Strange Welsh folk as gorgeous pop music, Digging Song has a delightful, hummable melody that could sit over a great 80s arrangement if it wanted to. Here is sits atop guitar and harmonica. The harmonica copies the melody line after the verse which is another songs that bring to mind the land, the earth with its reference to digging, but of course, in a hip world "dig" means something else too. "And I dig all night with tired eyes". The joy of Le Bon's music is that it invokes the country with ease, but also makes you questions your interpretation - perhaps she's not singing about what I think she's singing about. Where is she taking me with this? Ultimately the melody is strong enough to enjoy on its own and take you away from questions of interpretation which don't necessarily enhance the song anyway. I'd play this track and just smile.

Burn Until the End

Opening chords like an Elliot Smith song, but that all changes when Le Bon brings in her Nico-like descriptive vocals.
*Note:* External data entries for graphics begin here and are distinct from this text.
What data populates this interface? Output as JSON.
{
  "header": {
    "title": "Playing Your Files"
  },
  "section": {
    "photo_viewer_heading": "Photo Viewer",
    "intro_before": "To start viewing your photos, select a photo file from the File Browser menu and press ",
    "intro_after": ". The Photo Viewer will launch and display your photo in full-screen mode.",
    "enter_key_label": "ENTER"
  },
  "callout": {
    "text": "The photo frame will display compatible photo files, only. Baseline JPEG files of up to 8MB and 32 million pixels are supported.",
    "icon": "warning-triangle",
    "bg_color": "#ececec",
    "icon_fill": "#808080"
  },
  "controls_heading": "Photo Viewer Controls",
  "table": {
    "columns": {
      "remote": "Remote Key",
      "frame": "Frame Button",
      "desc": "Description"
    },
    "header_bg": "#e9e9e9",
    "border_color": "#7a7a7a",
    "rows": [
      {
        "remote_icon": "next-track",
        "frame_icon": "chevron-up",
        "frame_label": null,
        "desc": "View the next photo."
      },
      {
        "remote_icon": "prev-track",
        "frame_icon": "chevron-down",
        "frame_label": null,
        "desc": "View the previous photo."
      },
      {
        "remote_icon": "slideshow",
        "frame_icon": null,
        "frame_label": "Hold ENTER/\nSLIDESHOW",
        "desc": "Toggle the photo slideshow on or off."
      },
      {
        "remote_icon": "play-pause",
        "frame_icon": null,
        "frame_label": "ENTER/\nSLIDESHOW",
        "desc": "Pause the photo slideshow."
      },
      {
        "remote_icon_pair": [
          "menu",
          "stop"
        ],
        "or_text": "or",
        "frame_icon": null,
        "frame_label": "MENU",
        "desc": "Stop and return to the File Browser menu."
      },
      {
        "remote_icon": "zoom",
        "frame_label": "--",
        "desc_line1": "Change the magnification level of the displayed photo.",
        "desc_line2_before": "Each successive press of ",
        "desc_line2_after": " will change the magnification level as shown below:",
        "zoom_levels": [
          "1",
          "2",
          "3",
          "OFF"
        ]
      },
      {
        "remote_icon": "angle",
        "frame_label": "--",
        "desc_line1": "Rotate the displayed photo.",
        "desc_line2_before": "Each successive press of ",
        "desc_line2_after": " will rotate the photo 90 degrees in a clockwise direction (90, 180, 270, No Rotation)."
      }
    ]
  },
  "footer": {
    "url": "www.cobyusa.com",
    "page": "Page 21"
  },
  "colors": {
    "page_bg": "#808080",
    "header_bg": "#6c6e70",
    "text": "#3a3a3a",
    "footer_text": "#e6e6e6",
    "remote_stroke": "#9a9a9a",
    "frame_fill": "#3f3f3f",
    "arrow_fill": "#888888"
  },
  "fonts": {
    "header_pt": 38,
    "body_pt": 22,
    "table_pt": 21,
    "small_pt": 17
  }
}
She pleads in her higher register before a manic episode with a wailing guitar that blows like a flag in the wind over a cantering rhythm. The dust settles and she continues, "I want to burn until the end"...

Out to Sea

An opening line like "When the tide comes in" sounds almost like a folk cliche, but it is carried off well because Le Bon's imperious vocals means she sounds like she is stood high above, looking at the sea. Even when she feels unsure...
And if I head for ground
Fearing I may drown
...there's never a time she doesn't seem in control.